みんな、ときどきひとり
「でしょ。もう成長早いよね、子供って。あっ、腰はお陰様で大丈夫だよ。そんなこともあったね。あははは」と嬉しそうな声をだした。
それから「痩せた?」と、まじまじわたしの顔を見つめた。
「えっ?」
「なんか優菜ちゃん細くなった気がする」
「変わらないですよ」
「そーう?でも、最近お家に来てくれないから元気なのかなぁとか思ってたんだ。嬉しいな」
「あ。すみません、テストとか文化祭とかあったし」
適当に言いわけを並べた。この様子だと、水城くんに告白して振られたことは知らないみたいだ。
「そっか。受験生だもんね」
あっ、と何か思いだしたような声をあげた。
「ねえねえ、ここの川でさ花火大会あるんだよね?さっき、近所の人が言ってたの」
「花火大会?ああ、ありますよ」
毎年、8月の第4日曜日になるとこの川では花火大会が行われる。
確か、3千発位打ちあがるだけで、関東の他の何万発も打ちあがる花火大会に比べれれば影なんて、薄いものなんだけど。

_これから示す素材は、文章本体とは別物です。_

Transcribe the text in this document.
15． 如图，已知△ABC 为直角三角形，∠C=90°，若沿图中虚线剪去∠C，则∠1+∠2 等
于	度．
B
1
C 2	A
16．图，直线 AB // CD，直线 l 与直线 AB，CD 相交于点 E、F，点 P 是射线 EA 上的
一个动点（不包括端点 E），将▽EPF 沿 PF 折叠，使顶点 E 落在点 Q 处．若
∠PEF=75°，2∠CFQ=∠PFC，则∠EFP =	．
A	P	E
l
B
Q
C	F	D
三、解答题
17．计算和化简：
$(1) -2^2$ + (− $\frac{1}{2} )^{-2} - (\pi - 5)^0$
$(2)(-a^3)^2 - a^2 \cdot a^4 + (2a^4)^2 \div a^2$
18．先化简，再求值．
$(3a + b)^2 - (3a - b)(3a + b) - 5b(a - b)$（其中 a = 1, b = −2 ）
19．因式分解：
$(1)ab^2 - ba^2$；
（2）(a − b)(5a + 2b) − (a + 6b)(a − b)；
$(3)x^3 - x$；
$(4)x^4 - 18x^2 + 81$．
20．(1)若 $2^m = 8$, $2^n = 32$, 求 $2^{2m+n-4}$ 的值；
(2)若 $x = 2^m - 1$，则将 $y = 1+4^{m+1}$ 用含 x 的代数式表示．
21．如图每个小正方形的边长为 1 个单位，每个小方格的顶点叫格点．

それでも、5歳でここに引っ越してから小学生のときからずっと、花火大会を楽しみにしていた。
ピンクの浴衣を着て出かける。
その後ろを弟を抱く母と父がいて。
家の周りがその日だけは出店があったり賑わっていてお祭りムード一色に染まって行く雰囲気が賑やかで嬉しかったんだ。